NB: The indicator variables $I^{(k)}_j$ are not independent, but the result holds as stated because of the linearity of the expectation operator.

Answer 2

Comment:

Your analysis for a particular cell seems correct. However, you are looking for $P(X = 4)$, where $X$ is the maximum number of hits in any of 36 cells when the two-dice experiment is repeated 36 times. In the spirit of the problem, it may make more sense to look for $P(X \ge 4).$

If it helps toward an analytic solution, I conclude from a simulation in R that the author's claim is wrong.

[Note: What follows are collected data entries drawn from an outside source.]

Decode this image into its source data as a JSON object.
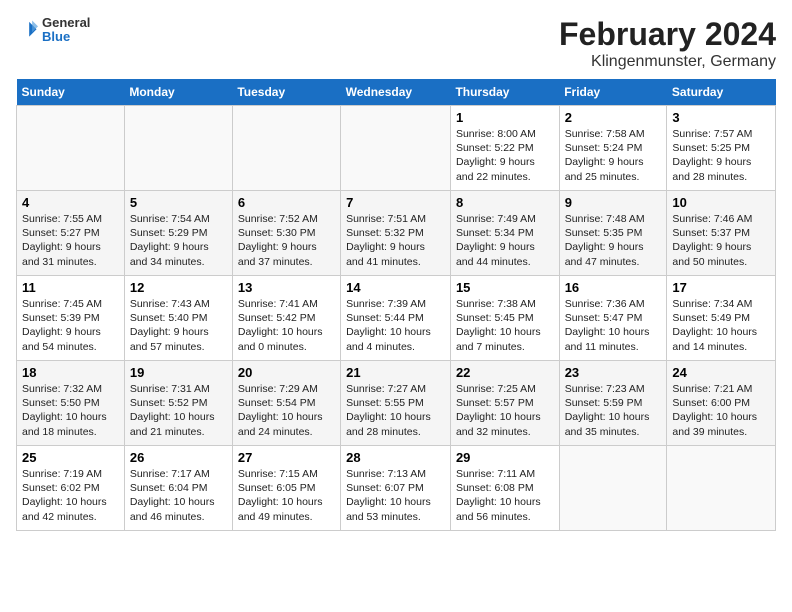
{
  "header": {
    "logo": {
      "general": "General",
      "blue": "Blue"
    },
    "title": "February 2024",
    "subtitle": "Klingenmunster, Germany"
  },
  "days_of_week": [
    "Sunday",
    "Monday",
    "Tuesday",
    "Wednesday",
    "Thursday",
    "Friday",
    "Saturday"
  ],
  "weeks": [
    [
      {
        "day": "",
        "info": ""
      },
      {
        "day": "",
        "info": ""
      },
      {
        "day": "",
        "info": ""
      },
      {
        "day": "",
        "info": ""
      },
      {
        "day": "1",
        "info": "Sunrise: 8:00 AM\nSunset: 5:22 PM\nDaylight: 9 hours\nand 22 minutes."
      },
      {
        "day": "2",
        "info": "Sunrise: 7:58 AM\nSunset: 5:24 PM\nDaylight: 9 hours\nand 25 minutes."
      },
      {
        "day": "3",
        "info": "Sunrise: 7:57 AM\nSunset: 5:25 PM\nDaylight: 9 hours\nand 28 minutes."
      }
    ],
    [
      {
        "day": "4",
        "info": "Sunrise: 7:55 AM\nSunset: 5:27 PM\nDaylight: 9 hours\nand 31 minutes."
      },
      {
        "day": "5",
        "info": "Sunrise: 7:54 AM\nSunset: 5:29 PM\nDaylight: 9 hours\nand 34 minutes."
      },
      {
        "day": "6",
        "info": "Sunrise: 7:52 AM\nSunset: 5:30 PM\nDaylight: 9 hours\nand 37 minutes."
      },
      {
        "day": "7",
        "info": "Sunrise: 7:51 AM\nSunset: 5:32 PM\nDaylight: 9 hours\nand 41 minutes."
      },
      {
        "day": "8",
        "info": "Sunrise: 7:49 AM\nSunset: 5:34 PM\nDaylight: 9 hours\nand 44 minutes."
      },
      {
        "day": "9",
        "info": "Sunrise: 7:48 AM\nSunset: 5:35 PM\nDaylight: 9 hours\nand 47 minutes."
      },
      {
        "day": "10",
        "info": "Sunrise: 7:46 AM\nSunset: 5:37 PM\nDaylight: 9 hours\nand 50 minutes."
      }
    ],
    [
      {
        "day": "11",
        "info": "Sunrise: 7:45 AM\nSunset: 5:39 PM\nDaylight: 9 hours\nand 54 minutes."
      },
      {
        "day": "12",
        "info": "Sunrise: 7:43 AM\nSunset: 5:40 PM\nDaylight: 9 hours\nand 57 minutes."
      },
      {
        "day": "13",
        "info": "Sunrise: 7:41 AM\nSunset: 5:42 PM\nDaylight: 10 hours\nand 0 minutes."
      },
      {
        "day": "14",
        "info": "Sunrise: 7:39 AM\nSunset: 5:44 PM\nDaylight: 10 hours\nand 4 minutes."
      },
      {
        "day": "15",
        "info": "Sunrise: 7:38 AM\nSunset: 5:45 PM\nDaylight: 10 hours\nand 7 minutes."
      },
      {
        "day": "16",
        "info": "Sunrise: 7:36 AM\nSunset: 5:47 PM\nDaylight: 10 hours\nand 11 minutes."
      },
      {
        "day": "17",
        "info": "Sunrise: 7:34 AM\nSunset: 5:49 PM\nDaylight: 10 hours\nand 14 minutes."
      }
    ],
    [
      {
        "day": "18",
        "info": "Sunrise: 7:32 AM\nSunset: 5:50 PM\nDaylight: 10 hours\nand 18 minutes."
      },
      {
        "day": "19",
        "info": "Sunrise: 7:31 AM\nSunset: 5:52 PM\nDaylight: 10 hours\nand 21 minutes."
      },
      {
        "day": "20",
        "info": "Sunrise: 7:29 AM\nSunset: 5:54 PM\nDaylight: 10 hours\nand 24 minutes."
      },
      {
        "day": "21",
        "info": "Sunrise: 7:27 AM\nSunset: 5:55 PM\nDaylight: 10 hours\nand 28 minutes."
      },
      {
        "day": "22",
        "info": "Sunrise: 7:25 AM\nSunset: 5:57 PM\nDaylight: 10 hours\nand 32 minutes."
      },
      {
        "day": "23",
        "info": "Sunrise: 7:23 AM\nSunset: 5:59 PM\nDaylight: 10 hours\nand 35 minutes."
      },
      {
        "day": "24",
        "info": "Sunrise: 7:21 AM\nSunset: 6:00 PM\nDaylight: 10 hours\nand 39 minutes."
      }
    ],
    [
      {
        "day": "25",
        "info": "Sunrise: 7:19 AM\nSunset: 6:02 PM\nDaylight: 10 hours\nand 42 minutes."
      },
      {
        "day": "26",
        "info": "Sunrise: 7:17 AM\nSunset: 6:04 PM\nDaylight: 10 hours\nand 46 minutes."
      },
      {
        "day": "27",
        "info": "Sunrise: 7:15 AM\nSunset: 6:05 PM\nDaylight: 10 hours\nand 49 minutes."
      },
      {
        "day": "28",
        "info": "Sunrise: 7:13 AM\nSunset: 6:07 PM\nDaylight: 10 hours\nand 53 minutes."
      },
      {
        "day": "29",
        "info": "Sunrise: 7:11 AM\nSunset: 6:08 PM\nDaylight: 10 hours\nand 56 minutes."
      },
      {
        "day": "",
        "info": ""
      },
      {
        "day": "",
        "info": ""
      }
    ]
  ]
}
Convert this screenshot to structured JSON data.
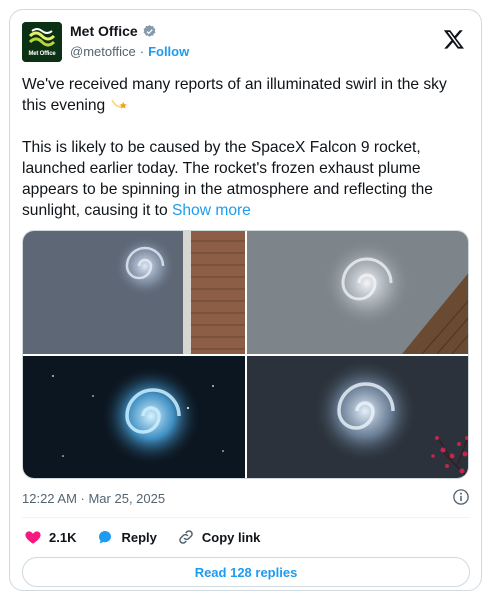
{
  "author": {
    "display_name": "Met Office",
    "handle": "@metoffice",
    "separator": "·",
    "follow_label": "Follow",
    "avatar_text": "Met Office",
    "verified": true
  },
  "tweet": {
    "paragraph1": "We've received many reports of an illuminated swirl in the sky this evening",
    "paragraph1_emoji": "shooting-star-icon",
    "paragraph2": "This is likely to be caused by the SpaceX Falcon 9 rocket, launched earlier today. The rocket's frozen exhaust plume appears to be spinning in the atmosphere and reflecting the sunlight, causing it to",
    "show_more": "Show more"
  },
  "media": {
    "photo_count": 4,
    "photos": [
      "photo-swirl-brick-wall",
      "photo-swirl-rooftop",
      "photo-swirl-dark-sky",
      "photo-swirl-tree"
    ]
  },
  "meta": {
    "timestamp": "12:22 AM · Mar 25, 2025"
  },
  "actions": {
    "like_count": "2.1K",
    "reply_label": "Reply",
    "copy_link_label": "Copy link"
  },
  "read_replies_label": "Read 128 replies",
  "colors": {
    "accent": "#1d9bf0",
    "like": "#f91880",
    "text": "#0f1419",
    "secondary": "#536471",
    "border": "#cfd9de"
  }
}
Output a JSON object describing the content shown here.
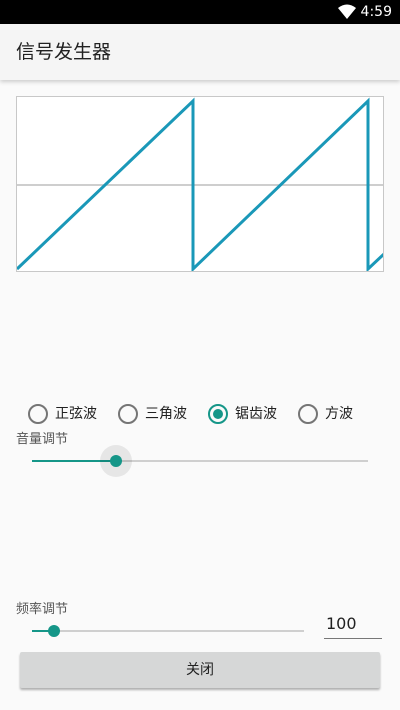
{
  "status_bar": {
    "time": "4:59",
    "wifi_icon": "wifi-icon"
  },
  "app": {
    "title": "信号发生器"
  },
  "waveform": {
    "type": "sawtooth",
    "color": "#1a98b8",
    "axis_color": "#bdbdbd"
  },
  "wave_options": [
    {
      "label": "正弦波",
      "checked": false
    },
    {
      "label": "三角波",
      "checked": false
    },
    {
      "label": "锯齿波",
      "checked": true
    },
    {
      "label": "方波",
      "checked": false
    }
  ],
  "volume": {
    "label": "音量调节",
    "value_fraction": 0.25
  },
  "frequency": {
    "label": "频率调节",
    "value": "100",
    "value_fraction": 0.08
  },
  "close_button": {
    "label": "关闭"
  },
  "colors": {
    "accent": "#159688",
    "button": "#d6d7d7"
  }
}
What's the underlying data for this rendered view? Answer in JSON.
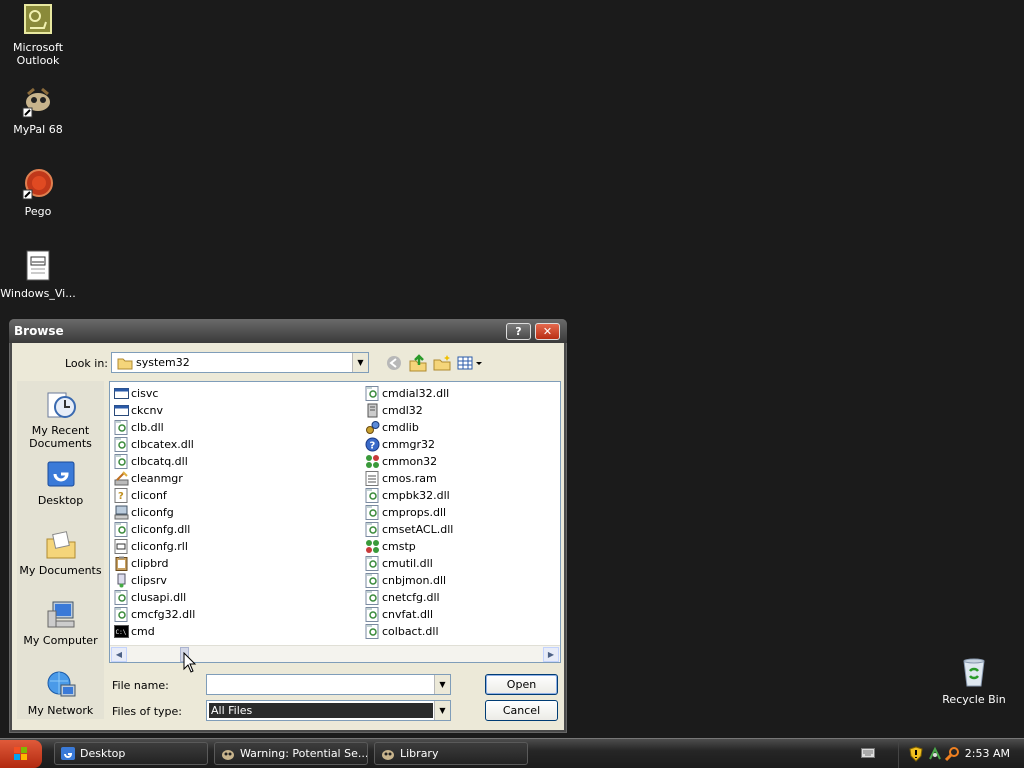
{
  "desktop": {
    "icons": [
      {
        "label": "Microsoft Outlook"
      },
      {
        "label": "MyPal 68"
      },
      {
        "label": "Pego"
      },
      {
        "label": "Windows_Vi..."
      }
    ],
    "recycle_bin": {
      "label": "Recycle Bin"
    }
  },
  "dialog": {
    "title": "Browse",
    "help_label": "?",
    "close_label": "✕",
    "look_in": {
      "label": "Look in:",
      "value": "system32"
    },
    "places": [
      {
        "label": "My Recent Documents"
      },
      {
        "label": "Desktop"
      },
      {
        "label": "My Documents"
      },
      {
        "label": "My Computer"
      },
      {
        "label": "My Network"
      }
    ],
    "files_col1": [
      {
        "name": "cisvc",
        "icon": "exe-window-icon"
      },
      {
        "name": "ckcnv",
        "icon": "exe-window-icon"
      },
      {
        "name": "clb.dll",
        "icon": "dll-icon"
      },
      {
        "name": "clbcatex.dll",
        "icon": "dll-icon"
      },
      {
        "name": "clbcatq.dll",
        "icon": "dll-icon"
      },
      {
        "name": "cleanmgr",
        "icon": "cleanmgr-icon"
      },
      {
        "name": "cliconf",
        "icon": "help-file-icon"
      },
      {
        "name": "cliconfg",
        "icon": "computer-config-icon"
      },
      {
        "name": "cliconfg.dll",
        "icon": "dll-icon"
      },
      {
        "name": "cliconfg.rll",
        "icon": "rll-icon"
      },
      {
        "name": "clipbrd",
        "icon": "clipboard-icon"
      },
      {
        "name": "clipsrv",
        "icon": "clipsrv-icon"
      },
      {
        "name": "clusapi.dll",
        "icon": "dll-icon"
      },
      {
        "name": "cmcfg32.dll",
        "icon": "dll-icon"
      },
      {
        "name": "cmd",
        "icon": "cmd-icon"
      }
    ],
    "files_col2": [
      {
        "name": "cmdial32.dll",
        "icon": "dll-icon"
      },
      {
        "name": "cmdl32",
        "icon": "cmdl32-icon"
      },
      {
        "name": "cmdlib",
        "icon": "gears-icon"
      },
      {
        "name": "cmmgr32",
        "icon": "question-icon"
      },
      {
        "name": "cmmon32",
        "icon": "cmmon-icon"
      },
      {
        "name": "cmos.ram",
        "icon": "ram-file-icon"
      },
      {
        "name": "cmpbk32.dll",
        "icon": "dll-icon"
      },
      {
        "name": "cmprops.dll",
        "icon": "dll-icon"
      },
      {
        "name": "cmsetACL.dll",
        "icon": "dll-icon"
      },
      {
        "name": "cmstp",
        "icon": "cmstp-icon"
      },
      {
        "name": "cmutil.dll",
        "icon": "dll-icon"
      },
      {
        "name": "cnbjmon.dll",
        "icon": "dll-icon"
      },
      {
        "name": "cnetcfg.dll",
        "icon": "dll-icon"
      },
      {
        "name": "cnvfat.dll",
        "icon": "dll-icon"
      },
      {
        "name": "colbact.dll",
        "icon": "dll-icon"
      }
    ],
    "file_name": {
      "label": "File name:",
      "value": ""
    },
    "file_type": {
      "label": "Files of type:",
      "value": "All Files"
    },
    "open_label": "Open",
    "cancel_label": "Cancel"
  },
  "taskbar": {
    "tasks": [
      {
        "label": "Desktop"
      },
      {
        "label": "Warning: Potential Se..."
      },
      {
        "label": "Library"
      }
    ],
    "clock": "2:53 AM"
  }
}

The table at the end of the following simulation gives the approximate distribution of $X$ correct to about 2 places--enough to see that $P(X = 4)$ is nearer to 0.39 than to 0.54. The author also claims that $P(X = 5) = 0.11$, while my simulation has $P(X = 5) \approx 0.09.$

However, the author is correct in his general message that such 'clusters' are more likely than one might guess from intuition. And one gets four or more hits about half the time.

 m=10^5; x = numeric(m)
 for(i in 1:m){
   x[i]= max(rle( sort(sample(1:36,36,repl=T)))$length)  }
 mean(x==4);  mean(x >= 4)
 ## 0.39411
 ## 0.49928
 round(table(x)/m, 3)
 ## b
 ##     2     3     4     5     6     7     8     9 
 ## 0.018 0.482 0.394 0.090 0.014 0.002 0.000 0.000 

Note on the simulation: Cells are numbered 1 through 36. The R function rle is for 'run length encoding'. Finding lengths of runs in $sorted$ data is an easy (if perhaps not optimally efficient) way to find numbers of repeated hits.